For years, this state has plagued its cities and counties with inaccurate, vastly varying predictions of housing need. In 2018, the state’s Department of Housing and Community Development (HCD) predicted California would need to build 3.5 million new housing units by 2025.
Four years of unpredicted population loss followed. The HCD never listed this as a reason, but by 2021, it was saying the need had dropped to 1.8 million living spaces. This year, despite more net out-migration from the Golden State, the projected housing need was back up again, this time to 2.5 million. The state offered no explanation for its inconsistency, apparently expecting no one to remember the previous estimates, none of which developers came anywhere near fulfilling.
Now it’s the turn of population forecasters in the state’s Finance Department. Ten years ago, they predicted tremendous California growth, apparently not noticing that most cities were already pretty well built out and that massive population growth would either have to land in huge new swaths of urban sprawl or require tearing down and rebuilding in existing neighborhoods to make them far denser.
There’s been no population growth, but policymakers in the Legislature have nevertheless chosen to pursue density, with nearly all of their new housing laws aiming to encourage more crowded living conditions and assuming that those in the new buildings will own few cars and use mass transit. Of course, mass transit ridership has not risen notably even as new construction arose near light rail stops. So much for that forecast.
The Finance Department in 2013 predicted California would have 52.7 million residents by 2060 but now figures the number will be 39.51 million, just about the same as today. But wait: This forecast turns out not worth the many sheets of paper on which it was printed.
For lo and behold, there’s now large-scale buyers’ remorse among California emigres in places like Dallas and Austin, Texas; Tucson and Glendale, Arizona; and several parts of Florida. Californians moved to those places in droves immediately before and during the COVID-19 pandemic.
Charmed at first by Austin, where many high-tech workers moved when the virus freed them from working in offices, they’re now finding it difficult to move easily from gig to gig as they could in places like Silicon Valley and Orange County’s Irvine area.
That’s because while there’s a fair amount of technology innovation in Austin, the California technology hubs remain dominant in their industry, providing far more options for switching jobs without risking long-term unemployment. Some emigres also complain about the central Texas weather, featuring many more 100-degree summer days and far colder winters than they experienced in California.
Also, once you sell a California home and turn your equity into a larger Texas manse, moving back can be difficult without a major drop in living standards. So emigres who left their previous options behind have less potential mobility.
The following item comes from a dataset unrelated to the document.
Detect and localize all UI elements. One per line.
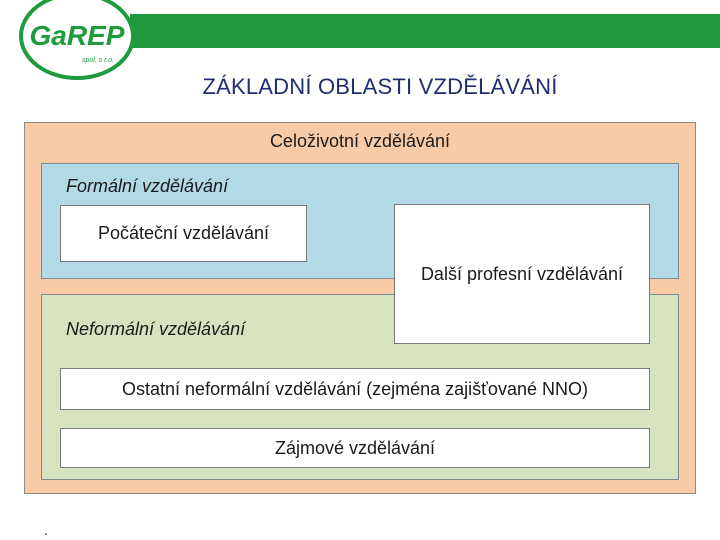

One recent survey of Austin newcomers saw many yearning to return to California. It’s much the same in cities like Orlando, Florida, and Tucson, both of which attracted many Californians with lower-priced, more sumptuous housing than they could afford in coastal parts of California.
There’s suddenly a strong possibility that many of the recent California emigres will move back, even if that means enduring a somewhat lower living standard for a while. The reports indicating this likelihood came after release of the state Finance Department’s forecast, though, so it was probably outmoded before being printed.
California growth likely will rebound, but probably not soon to levels seen from 1950 to 2010. That’s partly because this state has become denser than before and thus less attractive to many folks who seek green surroundings.
All of this should reassure property owners who would love to get rid of the many vacancy signs on new apartment buildings coming online every week in California and demonstrates the error of assuming that today’s trends will continue indefinitely.